The border provision, outlined in the “Better Way” tax reform plan proposed by House Speaker Paul Ryan (R-WI) and Ways and Means Committee Chairman Kevin Brady (R-TX), would create a border tax on imported goods by ending retailers’ ability to deduct the cost of imported merchandise. That could effectively spur price increases of up to 15% for retailers to retain profitability, the NRF estimates.
“That type of adjustment proposal in the House, it’s a pretty dramatic change,” Dudley said. “I think that it will probably lead to a lot of changes in the value of the dollar, the prices of imported goods in the U.S. I’m not sure that that would all happen very smoothly and I also think there could be lots of unintended consequences.”
The NRF rallied behind Dudley’s remarks, agreeing that the plan would have detrimental effects on the retail industry and, in turn, American consumers.
“Mr. Dudley and retailers are in agreement: a border adjustment scheme would be a risky experiment for the American economy,” NRF Senior Vice President for Government Relations David French said in a statement. “Economic theorists are playing with fire, and it’s the consumer who ultimately will lose.”
In a press conference panel at NRF, economists and advisory groups discussed the economic state of retail and the implications of such a border tax, which they clarified really wouldn’t have an impact until 2018.

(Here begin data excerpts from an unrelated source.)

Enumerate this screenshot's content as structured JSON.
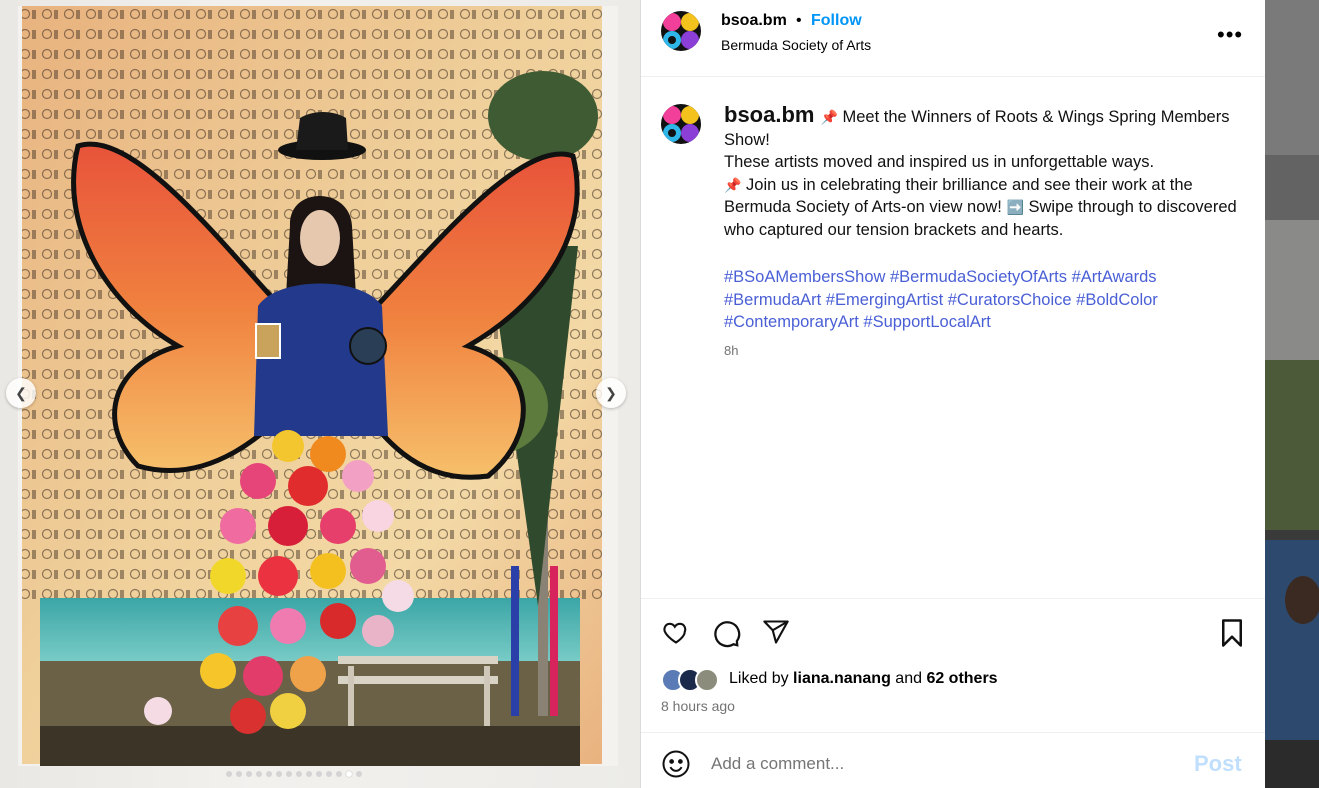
{
  "post": {
    "username": "bsoa.bm",
    "separator": "•",
    "follow_label": "Follow",
    "subtitle": "Bermuda Society of Arts",
    "more_label": "•••"
  },
  "caption": {
    "username": "bsoa.bm",
    "line1": " Meet the Winners of Roots & Wings Spring Members Show!",
    "line2": "These artists moved and inspired us in unforgettable ways.",
    "line3": " Join us in celebrating their brilliance and see their work at the Bermuda Society of Arts-on view now! ",
    "line3b": " Swipe through to discovered who captured our tension brackets and hearts.",
    "pin_emoji": "📌",
    "arrow_emoji": "➡️",
    "hashtags": "#BSoAMembersShow #BermudaSocietyOfArts #ArtAwards #BermudaArt #EmergingArtist #CuratorsChoice #BoldColor #ContemporaryArt #SupportLocalArt",
    "time": "8h"
  },
  "engagement": {
    "liked_prefix": "Liked by ",
    "liked_user": "liana.nanang",
    "liked_mid": " and ",
    "liked_others": "62 others",
    "time": "8 hours ago"
  },
  "comment": {
    "placeholder": "Add a comment...",
    "post_label": "Post"
  },
  "carousel": {
    "total": 14,
    "active_index": 12
  },
  "colors": {
    "accent": "#0095f6",
    "hashtag": "#4a5fd6",
    "muted": "#737373",
    "post_disabled": "#c0dffd"
  },
  "icons": [
    "chevron-left-icon",
    "chevron-right-icon",
    "more-icon",
    "heart-icon",
    "comment-icon",
    "share-icon",
    "bookmark-icon",
    "emoji-icon"
  ]
}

“What’s interesting is [president-elect Donald] Trump wants the same thing as Republicans, he just doesn’t want the tax. He thinks it’s easier to slap a tariff on something instead of a border tax. I think Congress wants the border tax because it’s not directly slamming the importing country we’re doing business with — it’s a little more subtle,” Joel Feldman, senior managing director and the assistant director of research at Tesley Advisory Group, said during the press conference. “But some of it is semantics, and it’s going to take time to see how this is flowing in. But, clearly when we talk to the retailers, they don’t know. They don’t even want to model it out. We ask, ‘What’s the impact of border taxes on your business?’ and they won’t say. They all generally say it’s bad.”
Overall, the economists forecasted a strong year for U.S. business, with steady retail growth, yet with only a few days remaining before Trump is inaugurated, they acknowledged that retailers are feeling extremely uncertain about the tax environment under the new administration, given that little specific policy has been formally laid out.
“It will be very interesting to see the laundry list of legislation and policies come forward,” Jack Kleinhenz, NRF’s chief economist, said during the panel. “My outlook is based on the current conditions and today, and we’ll have to imagine a different economy with a different type of policy later on. We’ll have to wait for the details. The devil is in the details.”